For years, the Philippines and Indonesia have been the cornerstone markets for Vietnam’s rice exports, accounting for nearly half of the total export volume. However, recent policy shifts in both countries have sent shockwaves through Vietnam’s rice industry.
Since early September, the Philippines, Vietnam’s largest rice buyer, imposed a 60-day suspension on rice imports, with potential extensions until year-end. According to the General Department of Vietnam Customs, September saw a 93.3% drop in volume and a 92.6% decline in value of rice exports to the Philippines compared to August. Simultaneously, Indonesia, the second-largest market, tightened import quotas, leading to numerous contract delays or cancellations.
September’s total rice exports plummeted to 466,800 tons, valued at $232.38 million, a nearly 47% decrease from the previous month. Countless businesses faced cargo backlogs at ports, with an estimated 500,000 tons awaiting shipment.
Mr. Nguyễn Văn Đôn, Director of Việt Hưng Co., Ltd., noted that the Philippines’ import halt caused domestic rice prices to plummet. Purchased goods and signed contracts faced postponement requests, freezing capital and inflating storage and transportation costs.
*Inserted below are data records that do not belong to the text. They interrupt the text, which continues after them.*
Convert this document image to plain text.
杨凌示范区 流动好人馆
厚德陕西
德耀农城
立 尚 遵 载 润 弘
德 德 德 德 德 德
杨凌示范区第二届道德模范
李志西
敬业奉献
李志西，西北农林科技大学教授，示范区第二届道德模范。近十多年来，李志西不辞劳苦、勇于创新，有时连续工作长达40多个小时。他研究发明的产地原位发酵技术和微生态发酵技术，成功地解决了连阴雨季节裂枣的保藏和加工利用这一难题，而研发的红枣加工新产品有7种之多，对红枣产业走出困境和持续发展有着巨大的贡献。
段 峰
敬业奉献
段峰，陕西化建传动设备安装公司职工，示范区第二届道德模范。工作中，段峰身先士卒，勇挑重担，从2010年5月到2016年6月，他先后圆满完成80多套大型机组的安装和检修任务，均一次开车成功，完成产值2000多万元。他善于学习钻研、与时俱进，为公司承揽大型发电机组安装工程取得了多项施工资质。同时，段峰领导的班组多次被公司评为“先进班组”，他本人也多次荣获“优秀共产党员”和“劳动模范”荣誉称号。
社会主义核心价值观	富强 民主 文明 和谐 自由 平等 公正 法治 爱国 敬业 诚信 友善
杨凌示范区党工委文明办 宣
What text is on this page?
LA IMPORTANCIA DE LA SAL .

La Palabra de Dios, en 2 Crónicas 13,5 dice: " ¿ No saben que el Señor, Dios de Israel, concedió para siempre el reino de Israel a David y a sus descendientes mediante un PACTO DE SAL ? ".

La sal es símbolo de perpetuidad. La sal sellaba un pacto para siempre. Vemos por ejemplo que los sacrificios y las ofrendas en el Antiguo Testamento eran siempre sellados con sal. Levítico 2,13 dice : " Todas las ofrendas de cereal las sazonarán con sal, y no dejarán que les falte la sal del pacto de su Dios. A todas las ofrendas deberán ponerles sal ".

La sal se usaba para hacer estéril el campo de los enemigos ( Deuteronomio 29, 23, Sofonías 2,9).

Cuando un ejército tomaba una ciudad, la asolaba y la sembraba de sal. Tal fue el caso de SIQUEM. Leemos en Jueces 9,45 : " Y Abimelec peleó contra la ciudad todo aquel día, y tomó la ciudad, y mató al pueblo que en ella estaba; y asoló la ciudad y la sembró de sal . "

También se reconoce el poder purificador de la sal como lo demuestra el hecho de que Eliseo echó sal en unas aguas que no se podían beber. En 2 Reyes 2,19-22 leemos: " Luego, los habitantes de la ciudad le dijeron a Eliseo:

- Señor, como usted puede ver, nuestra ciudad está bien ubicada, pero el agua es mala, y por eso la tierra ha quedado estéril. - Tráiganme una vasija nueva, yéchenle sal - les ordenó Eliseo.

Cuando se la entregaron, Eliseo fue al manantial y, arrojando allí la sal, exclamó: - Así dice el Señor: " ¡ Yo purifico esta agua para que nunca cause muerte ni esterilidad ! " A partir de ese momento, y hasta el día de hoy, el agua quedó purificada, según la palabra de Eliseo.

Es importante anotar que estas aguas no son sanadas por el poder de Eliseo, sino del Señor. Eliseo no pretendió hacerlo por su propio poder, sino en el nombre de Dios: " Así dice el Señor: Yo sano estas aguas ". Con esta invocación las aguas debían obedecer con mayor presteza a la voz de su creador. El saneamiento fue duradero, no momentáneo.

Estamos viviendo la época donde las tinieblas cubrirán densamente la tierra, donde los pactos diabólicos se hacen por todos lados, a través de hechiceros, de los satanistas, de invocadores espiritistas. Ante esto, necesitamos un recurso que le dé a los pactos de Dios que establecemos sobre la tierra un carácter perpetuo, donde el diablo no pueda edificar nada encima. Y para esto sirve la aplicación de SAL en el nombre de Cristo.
The situation worsened due to prolonged VAT refund procedures, further immobilizing corporate cash flow.
In response to these major markets’ reduced imports, Vietnam’s rice export prices significantly dropped. The Vietnam Food Association (VFA) urged businesses to remain calm, avoid price wars, and proactively seek new avenues.

Many rice exporters are exploring alternative markets
Mr. Phan Văn Có, Marketing Director at Vrice, shared that amidst challenges in traditional markets, companies are venturing into Africa, despite higher shipping costs and complex payment processes, due to lower policy risks.
However, Mr. Có emphasized that not all businesses can easily “go the distance.” African markets require G2G contracts, substantial capital, legal expertise, and robust logistics networks. This arena favors companies with long-term vision and willingness to invest strategically rather than pursuing quick gains.
Alongside market diversification, many firms are focusing on premium segments—fragrant rice, specialty rice, and organic rice. Varieties like ST24, ST25, OM18, and Jasmine are being promoted in Japan, the EU, and South Korea—smaller but high-value and stable markets.
“We must shift from ‘more rice’ to ‘better rice.’ Premium rice demands technical investment and traceability, but once integrated into international supermarket systems, price pressures diminish,” Mr. Có added.
Statistics from the Vietnam Food Association (VFA) reveal that rice exports to African markets have grown by two or three digits. For instance, in the first eight months of this year, rice exports to Ghana reached 662,000 tons, valued at $373 million, up 95% in volume and 59% in value compared to the same period in 2024, making it Vietnam’s largest rice import market.
During the same period, rice exports to Ivory Coast totaled 754,000 tons, valued at $349 million, increasing 156% in volume and 96% in value. Markets like Nigeria and Senegal are also expanding.
Mr. Đỗ Hà Nam, Chairman of VFA, stated that no official documents extending the Philippines’ ban have been issued. However, this serves as a clear warning: Vietnamese businesses cannot remain dependent on a few major markets.
Mr. Nam also urged the Ministry of Finance to expedite tax refunds, extend credit for companies holding inventory, broaden trade promotions through diplomatic channels—especially in Africa and the Middle East—and collaborate with the Philippines to clear pre-ban orders.
“This crisis is a true test for Vietnam’s rice industry. We cannot rely on the policy fortunes of other nations. It’s time to build internal strength—from grain quality and production chains to national branding,” Mr. Nam stressed.